Geburt und Tod bilden nicht nur den Rahmen von Existenz und grenzen das Sein vom Nicht-Sein ab, sondern werden zu Unrecht in die dunkle Schublade der Tabuzone gesteckt. Darüber zu reden, tut weh, ist meist unschön und emotional aufgeladen.
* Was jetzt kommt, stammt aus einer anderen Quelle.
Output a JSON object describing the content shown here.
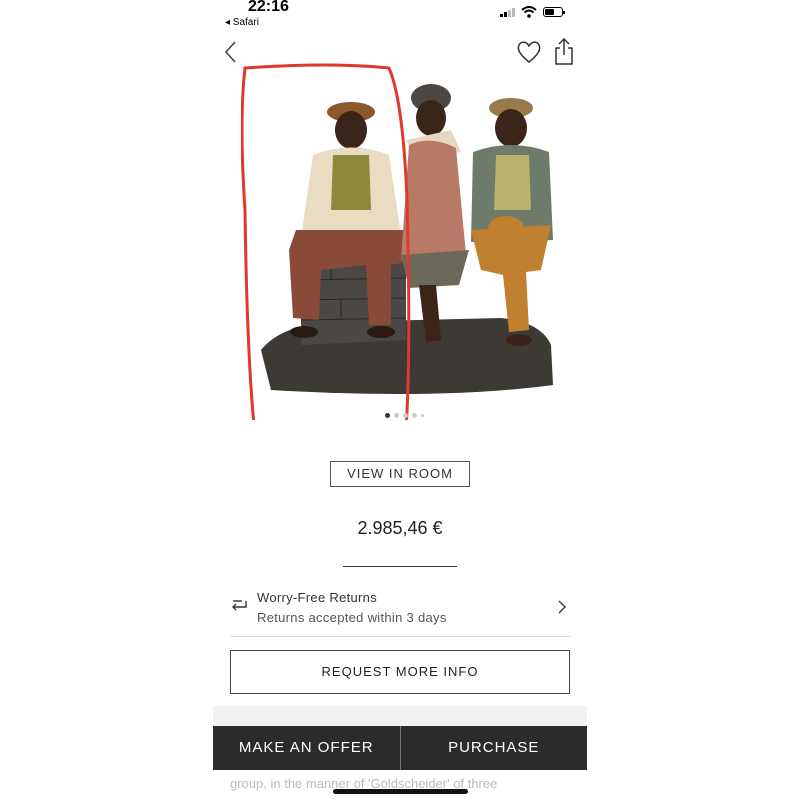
{
  "status_bar": {
    "time": "22:16",
    "back_app": "◂ Safari"
  },
  "nav": {
    "back_icon": "chevron-left-icon",
    "favorite_icon": "heart-icon",
    "share_icon": "share-icon"
  },
  "gallery": {
    "image_count": 5,
    "active_index": 0
  },
  "view_in_room_label": "VIEW IN ROOM",
  "price": "2.985,46 €",
  "returns": {
    "title": "Worry-Free Returns",
    "subtitle": "Returns accepted within 3 days"
  },
  "request_info_label": "REQUEST MORE INFO",
  "actions": {
    "offer_label": "MAKE AN OFFER",
    "purchase_label": "PURCHASE"
  },
  "description_snippet": "group, in the manner of 'Goldscheider' of three",
  "colors": {
    "accent_dark": "#2b2b2b",
    "annotation_red": "#e0392b"
  }
}
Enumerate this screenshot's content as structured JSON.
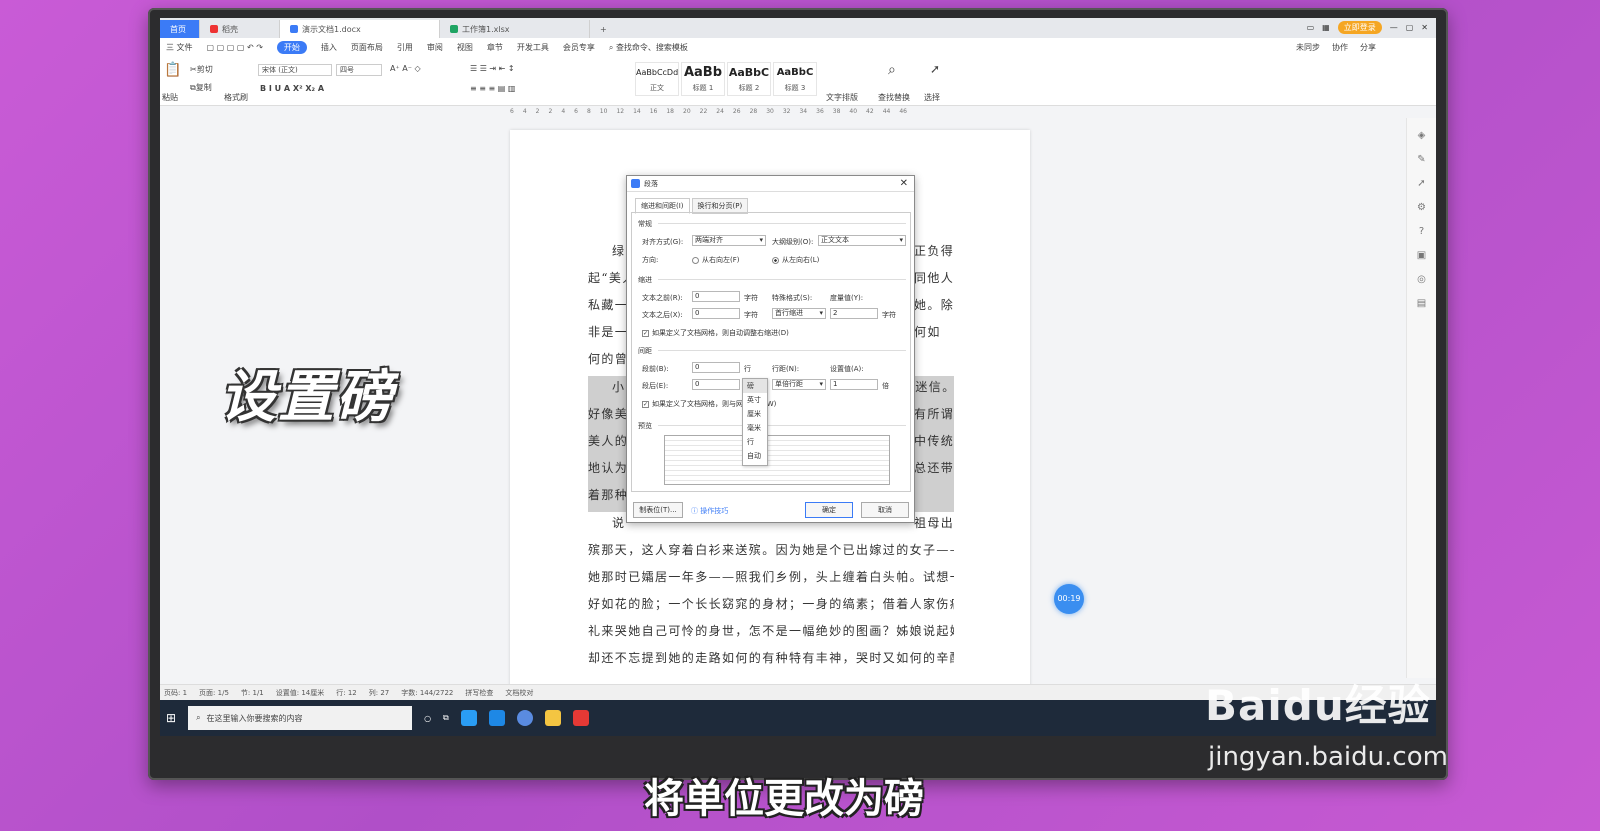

Geburt und Tod als Anfang und Ende des Lebens liegen näher beieinander als es scheint. Doch beide Ereignisse haben eines ganz besonder gemeinsam: sie sind ein gesellschaftliches Tabu.
Die Art und Weise, wie wir mit dem Tod umgehen, sagt etwas darüber aus, wie wir zur Geburt eines Menschen stehen. Beide Ereignisse erzeugen in erster Linie Angst in uns. "Warum?" frage ich. Ist es das Unvorhersehbare, Unkalkulierbare und Unbeherrschbare, das beide mit sich bringen? Ist es etwas, wie "Schicksal", das uns daran stört?
So sehr wir auch wollen, wir können sowohl die Geburt als auch den Tod eines Menschen nicht steuern. Und wenn wir es doch tun, wenn wir doch in diese natürlichen und unantastbaren Vorgänge eingreifen, geraten sie erst Recht außer Kontrolle. Sie entziehen sich alsdann dem Individuum, dem sie primär widerfahren, nämlich dem Sterbenden so wie der Gebärenden und dem Zugebärenden.
Wir entmündigen und bevormunden die Personen, denen diese Ereignisse passieren. Als Erinnerung: Diese Prozesse sind höchst natürlich.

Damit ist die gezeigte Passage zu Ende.